ADVOCATE for women. Her book The Moment of Lift: How Empowering Women Changes the World was a bestseller, and she founded Pivotal Ventures, an investment company that jumpstarts progress for women in technology.

SHE DOESN’T

DENY that she experiences fear. She does, however, advise young people to use their fear as fuel. “Embrace that jittery feeling and reframe it for yourself as the incredible, empowering feeling of pushing yourself to grow.”

UNDERSTAND why she and her now ex-husband are the subject of conspiracy theories. “I don’t know. I just think that fear is there, and so people are looking to point to somebody or some thing or some institution. And then once it lands on that person or institution, you get sort of a pile-on effect because of social media, and it’s deeply, deeply concerning for society.”

FORGET to make time for her joy – she has a fondness for buying handbags, and loves to kayak around Lake Washington in Seattle.

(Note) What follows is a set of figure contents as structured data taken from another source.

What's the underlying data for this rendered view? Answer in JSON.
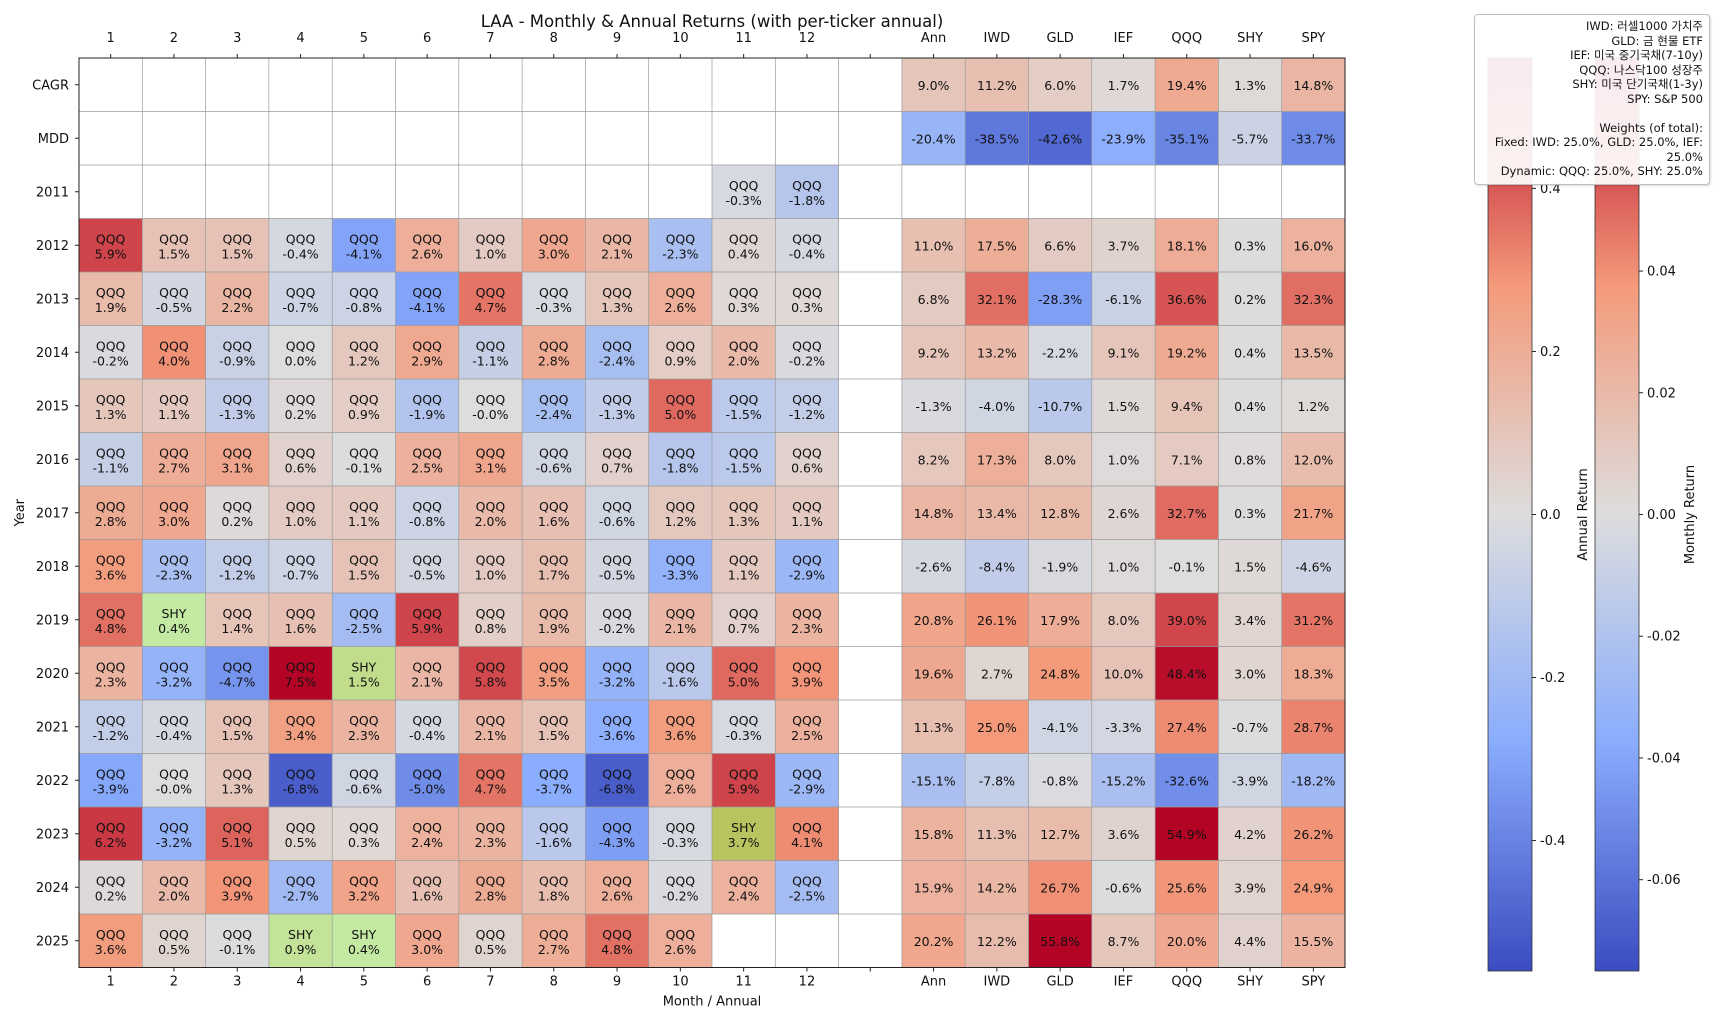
{
  "chart_data": {
    "type": "heatmap",
    "title": "LAA - Monthly & Annual Returns (with per-ticker annual)",
    "xlabel": "Month / Annual",
    "ylabel": "Year",
    "month_labels": [
      "1",
      "2",
      "3",
      "4",
      "5",
      "6",
      "7",
      "8",
      "9",
      "10",
      "11",
      "12"
    ],
    "annual_labels": [
      "Ann",
      "IWD",
      "GLD",
      "IEF",
      "QQQ",
      "SHY",
      "SPY"
    ],
    "row_labels": [
      "CAGR",
      "MDD",
      "2011",
      "2012",
      "2013",
      "2014",
      "2015",
      "2016",
      "2017",
      "2018",
      "2019",
      "2020",
      "2021",
      "2022",
      "2023",
      "2024",
      "2025"
    ],
    "monthly": [
      null,
      null,
      [
        null,
        null,
        null,
        null,
        null,
        null,
        null,
        null,
        null,
        null,
        [
          "QQQ",
          -0.3
        ],
        [
          "QQQ",
          -1.8
        ]
      ],
      [
        [
          "QQQ",
          5.9
        ],
        [
          "QQQ",
          1.5
        ],
        [
          "QQQ",
          1.5
        ],
        [
          "QQQ",
          -0.4
        ],
        [
          "QQQ",
          -4.1
        ],
        [
          "QQQ",
          2.6
        ],
        [
          "QQQ",
          1.0
        ],
        [
          "QQQ",
          3.0
        ],
        [
          "QQQ",
          2.1
        ],
        [
          "QQQ",
          -2.3
        ],
        [
          "QQQ",
          0.4
        ],
        [
          "QQQ",
          -0.4
        ]
      ],
      [
        [
          "QQQ",
          1.9
        ],
        [
          "QQQ",
          -0.5
        ],
        [
          "QQQ",
          2.2
        ],
        [
          "QQQ",
          -0.7
        ],
        [
          "QQQ",
          -0.8
        ],
        [
          "QQQ",
          -4.1
        ],
        [
          "QQQ",
          4.7
        ],
        [
          "QQQ",
          -0.3
        ],
        [
          "QQQ",
          1.3
        ],
        [
          "QQQ",
          2.6
        ],
        [
          "QQQ",
          0.3
        ],
        [
          "QQQ",
          0.3
        ]
      ],
      [
        [
          "QQQ",
          -0.2
        ],
        [
          "QQQ",
          4.0
        ],
        [
          "QQQ",
          -0.9
        ],
        [
          "QQQ",
          0.0
        ],
        [
          "QQQ",
          1.2
        ],
        [
          "QQQ",
          2.9
        ],
        [
          "QQQ",
          -1.1
        ],
        [
          "QQQ",
          2.8
        ],
        [
          "QQQ",
          -2.4
        ],
        [
          "QQQ",
          0.9
        ],
        [
          "QQQ",
          2.0
        ],
        [
          "QQQ",
          -0.2
        ]
      ],
      [
        [
          "QQQ",
          1.3
        ],
        [
          "QQQ",
          1.1
        ],
        [
          "QQQ",
          -1.3
        ],
        [
          "QQQ",
          0.2
        ],
        [
          "QQQ",
          0.9
        ],
        [
          "QQQ",
          -1.9
        ],
        [
          "QQQ",
          -0.0
        ],
        [
          "QQQ",
          -2.4
        ],
        [
          "QQQ",
          -1.3
        ],
        [
          "QQQ",
          5.0
        ],
        [
          "QQQ",
          -1.5
        ],
        [
          "QQQ",
          -1.2
        ]
      ],
      [
        [
          "QQQ",
          -1.1
        ],
        [
          "QQQ",
          2.7
        ],
        [
          "QQQ",
          3.1
        ],
        [
          "QQQ",
          0.6
        ],
        [
          "QQQ",
          -0.1
        ],
        [
          "QQQ",
          2.5
        ],
        [
          "QQQ",
          3.1
        ],
        [
          "QQQ",
          -0.6
        ],
        [
          "QQQ",
          0.7
        ],
        [
          "QQQ",
          -1.8
        ],
        [
          "QQQ",
          -1.5
        ],
        [
          "QQQ",
          0.6
        ]
      ],
      [
        [
          "QQQ",
          2.8
        ],
        [
          "QQQ",
          3.0
        ],
        [
          "QQQ",
          0.2
        ],
        [
          "QQQ",
          1.0
        ],
        [
          "QQQ",
          1.1
        ],
        [
          "QQQ",
          -0.8
        ],
        [
          "QQQ",
          2.0
        ],
        [
          "QQQ",
          1.6
        ],
        [
          "QQQ",
          -0.6
        ],
        [
          "QQQ",
          1.2
        ],
        [
          "QQQ",
          1.3
        ],
        [
          "QQQ",
          1.1
        ]
      ],
      [
        [
          "QQQ",
          3.6
        ],
        [
          "QQQ",
          -2.3
        ],
        [
          "QQQ",
          -1.2
        ],
        [
          "QQQ",
          -0.7
        ],
        [
          "QQQ",
          1.5
        ],
        [
          "QQQ",
          -0.5
        ],
        [
          "QQQ",
          1.0
        ],
        [
          "QQQ",
          1.7
        ],
        [
          "QQQ",
          -0.5
        ],
        [
          "QQQ",
          -3.3
        ],
        [
          "QQQ",
          1.1
        ],
        [
          "QQQ",
          -2.9
        ]
      ],
      [
        [
          "QQQ",
          4.8
        ],
        [
          "SHY",
          0.4
        ],
        [
          "QQQ",
          1.4
        ],
        [
          "QQQ",
          1.6
        ],
        [
          "QQQ",
          -2.5
        ],
        [
          "QQQ",
          5.9
        ],
        [
          "QQQ",
          0.8
        ],
        [
          "QQQ",
          1.9
        ],
        [
          "QQQ",
          -0.2
        ],
        [
          "QQQ",
          2.1
        ],
        [
          "QQQ",
          0.7
        ],
        [
          "QQQ",
          2.3
        ]
      ],
      [
        [
          "QQQ",
          2.3
        ],
        [
          "QQQ",
          -3.2
        ],
        [
          "QQQ",
          -4.7
        ],
        [
          "QQQ",
          7.5
        ],
        [
          "SHY",
          1.5
        ],
        [
          "QQQ",
          2.1
        ],
        [
          "QQQ",
          5.8
        ],
        [
          "QQQ",
          3.5
        ],
        [
          "QQQ",
          -3.2
        ],
        [
          "QQQ",
          -1.6
        ],
        [
          "QQQ",
          5.0
        ],
        [
          "QQQ",
          3.9
        ]
      ],
      [
        [
          "QQQ",
          -1.2
        ],
        [
          "QQQ",
          -0.4
        ],
        [
          "QQQ",
          1.5
        ],
        [
          "QQQ",
          3.4
        ],
        [
          "QQQ",
          2.3
        ],
        [
          "QQQ",
          -0.4
        ],
        [
          "QQQ",
          2.1
        ],
        [
          "QQQ",
          1.5
        ],
        [
          "QQQ",
          -3.6
        ],
        [
          "QQQ",
          3.6
        ],
        [
          "QQQ",
          -0.3
        ],
        [
          "QQQ",
          2.5
        ]
      ],
      [
        [
          "QQQ",
          -3.9
        ],
        [
          "QQQ",
          -0.0
        ],
        [
          "QQQ",
          1.3
        ],
        [
          "QQQ",
          -6.8
        ],
        [
          "QQQ",
          -0.6
        ],
        [
          "QQQ",
          -5.0
        ],
        [
          "QQQ",
          4.7
        ],
        [
          "QQQ",
          -3.7
        ],
        [
          "QQQ",
          -6.8
        ],
        [
          "QQQ",
          2.6
        ],
        [
          "QQQ",
          5.9
        ],
        [
          "QQQ",
          -2.9
        ]
      ],
      [
        [
          "QQQ",
          6.2
        ],
        [
          "QQQ",
          -3.2
        ],
        [
          "QQQ",
          5.1
        ],
        [
          "QQQ",
          0.5
        ],
        [
          "QQQ",
          0.3
        ],
        [
          "QQQ",
          2.4
        ],
        [
          "QQQ",
          2.3
        ],
        [
          "QQQ",
          -1.6
        ],
        [
          "QQQ",
          -4.3
        ],
        [
          "QQQ",
          -0.3
        ],
        [
          "SHY",
          3.7
        ],
        [
          "QQQ",
          4.1
        ]
      ],
      [
        [
          "QQQ",
          0.2
        ],
        [
          "QQQ",
          2.0
        ],
        [
          "QQQ",
          3.9
        ],
        [
          "QQQ",
          -2.7
        ],
        [
          "QQQ",
          3.2
        ],
        [
          "QQQ",
          1.6
        ],
        [
          "QQQ",
          2.8
        ],
        [
          "QQQ",
          1.8
        ],
        [
          "QQQ",
          2.6
        ],
        [
          "QQQ",
          -0.2
        ],
        [
          "QQQ",
          2.4
        ],
        [
          "QQQ",
          -2.5
        ]
      ],
      [
        [
          "QQQ",
          3.6
        ],
        [
          "QQQ",
          0.5
        ],
        [
          "QQQ",
          -0.1
        ],
        [
          "SHY",
          0.9
        ],
        [
          "SHY",
          0.4
        ],
        [
          "QQQ",
          3.0
        ],
        [
          "QQQ",
          0.5
        ],
        [
          "QQQ",
          2.7
        ],
        [
          "QQQ",
          4.8
        ],
        [
          "QQQ",
          2.6
        ],
        null,
        null
      ]
    ],
    "annual": [
      [
        9.0,
        11.2,
        6.0,
        1.7,
        19.4,
        1.3,
        14.8
      ],
      [
        -20.4,
        -38.5,
        -42.6,
        -23.9,
        -35.1,
        -5.7,
        -33.7
      ],
      null,
      [
        11.0,
        17.5,
        6.6,
        3.7,
        18.1,
        0.3,
        16.0
      ],
      [
        6.8,
        32.1,
        -28.3,
        -6.1,
        36.6,
        0.2,
        32.3
      ],
      [
        9.2,
        13.2,
        -2.2,
        9.1,
        19.2,
        0.4,
        13.5
      ],
      [
        -1.3,
        -4.0,
        -10.7,
        1.5,
        9.4,
        0.4,
        1.2
      ],
      [
        8.2,
        17.3,
        8.0,
        1.0,
        7.1,
        0.8,
        12.0
      ],
      [
        14.8,
        13.4,
        12.8,
        2.6,
        32.7,
        0.3,
        21.7
      ],
      [
        -2.6,
        -8.4,
        -1.9,
        1.0,
        -0.1,
        1.5,
        -4.6
      ],
      [
        20.8,
        26.1,
        17.9,
        8.0,
        39.0,
        3.4,
        31.2
      ],
      [
        19.6,
        2.7,
        24.8,
        10.0,
        48.4,
        3.0,
        18.3
      ],
      [
        11.3,
        25.0,
        -4.1,
        -3.3,
        27.4,
        -0.7,
        28.7
      ],
      [
        -15.1,
        -7.8,
        -0.8,
        -15.2,
        -32.6,
        -3.9,
        -18.2
      ],
      [
        15.8,
        11.3,
        12.7,
        3.6,
        54.9,
        4.2,
        26.2
      ],
      [
        15.9,
        14.2,
        26.7,
        -0.6,
        25.6,
        3.9,
        24.9
      ],
      [
        20.2,
        12.2,
        55.8,
        8.7,
        20.0,
        4.4,
        15.5
      ]
    ],
    "monthly_scale": [
      -7.5,
      7.5
    ],
    "annual_scale": [
      -50,
      50
    ],
    "colorbar_annual": {
      "label": "Annual Return",
      "ticks": [
        "0.4",
        "0.2",
        "0.0",
        "-0.2",
        "-0.4"
      ],
      "tick_values": [
        0.4,
        0.2,
        0.0,
        -0.2,
        -0.4
      ],
      "range": [
        -0.56,
        0.56
      ]
    },
    "colorbar_monthly": {
      "label": "Monthly Return",
      "ticks": [
        "0.04",
        "0.02",
        "0.00",
        "-0.02",
        "-0.04",
        "-0.06"
      ],
      "tick_values": [
        0.04,
        0.02,
        0.0,
        -0.02,
        -0.04,
        -0.06
      ],
      "range": [
        -0.075,
        0.075
      ]
    },
    "colors": {
      "low": "#3b4cc0",
      "mid": "#dddddd",
      "high": "#b40426",
      "shy_low": "#c4eaa4",
      "shy_high": "#b9c460"
    }
  },
  "legend": {
    "lines": [
      "IWD: 러셀1000 가치주",
      "GLD: 금 현물 ETF",
      "IEF: 미국 중기국채(7-10y)",
      "QQQ: 나스닥100 성장주",
      "SHY: 미국 단기국채(1-3y)",
      "SPY: S&P 500"
    ],
    "weights_title": "Weights (of total):",
    "fixed": "Fixed: IWD: 25.0%, GLD: 25.0%, IEF: 25.0%",
    "dynamic": "Dynamic: QQQ: 25.0%, SHY: 25.0%"
  }
}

ALLOW her religious beliefs to override her philanthropic ambitions. In 2012, she publicly vowed to improve access to contraception across the globe, directly challenging the Vatican. “Of course I wrestled with this. As a Catholic I believe in this religion, there are amazing things about this religion, amazing moral teachings that I do believe in, but I also have to think about how we keep women alive.”

RECOGNISE the perfectionism that she sees in herself. “I’m even hard on myself about how hard I can be on myself.”

EQUIVOCATE over her assertions, made as long ago as the 1990s, about the importance of funding vaccination efforts globally. She and Bill helped fund BioNtech, the German biotechnology manufacturer responsible for the Pfizer vaccine.

EVER LIE “Twenty years ago, I made a vow to myself that I would never lie, ever. Not even those little fibs that can help move a conversation along.”